I found that much of what I later discovered in Marx resonated with my early Hebrew school education, particularly the idea of a ‘chosen people’ (for Marx, the proletariat) who were not a master race, but a group burdened by a peculiar obligation to ensure universal emancipation. Though Marx grew up without Jewish observance, he came from a lineage that prized rigorous study and rituals that held together a people whose Messianism imagined a radically different future. He is an example of a thinker produced by a tradition but also able to look beyond it.

There is a new consensus, popularised by the historian Yehuda Bauer, that we should not hyphenate “antisemitism” because “Semitism” does not exist. But I think it is worth reclaiming: “Semitism” names a rich orientation produced by European modernity. The word was coined in the late nineteenth century, a period of lurid Orientalism. By calling Jews “Semites”, Europe identified them with Arabs as people liminal to the West – neither total insiders nor total outsiders. As Isaac Deutscher put it, Jews were “here, but not of here”. C. L. R. James used exactly the same phrase about Caribbean immigrants in Britain. This condition made Jews and migrants intimately aware of the violence of Western civilisation, without being so entangled in it that they couldn’t imagine an alternative. This ‘outsider-within’ status is precisely where the idea of revolution takes root.

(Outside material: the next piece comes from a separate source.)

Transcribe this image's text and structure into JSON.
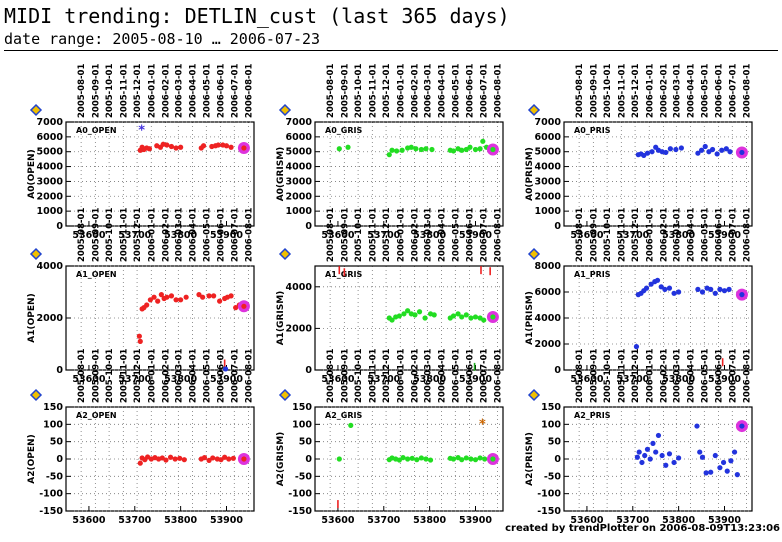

Ultimately, my Jewishness entails a refusal of nationalism. Because our history spanned borders and the very idea of ‘Europe’ was honed against us, I knew I could not be a British or European nationalist. But a Jewish nationalism is no better. It severs the link between Jews and others who suffer the depredations of the West. I am inspired by a Jewish history that seeks a world beyond insiders and outsiders, where people are no longer categorised by differently sized packages of rights. When I read Winston Churchill’s 1920 essay distinguishing between the “bad” international Jews – the subversives like Rosa Luxemburg and Trotsky – and the “good” Zionist Jews who could be useful to the British Empire, it was always clear to me which side I wanted to be on.

I think many of us relate to identity through a dialectic of embrace and refusal – a lifelong conversation about staying faithful to the traditions that shaped us while seeking to overhaul the unjust world that produced them. As Hillel famously asked: “If I am not for myself, who will be for me? But if I am only for myself, what am I?” There is nothing inevitable about the current embrace of the state in much Jewish politics. This is not a ‘Judeo-Christian’ civilisation; it is a Western order whose first hated Other was the Jew. We can choose instead to be part of the coalition that brings down this order – including its Zionist outpost.

Making that choice means refusing to be conscripted into a role that harms us, and harms others, too. None of this removes responsibility from antisemites themselves. When I encounter antisemitic reactions to genocide in Gaza, I argue with them. As Trotsky said: you should first argue, before you acquaint their heads with the pavement.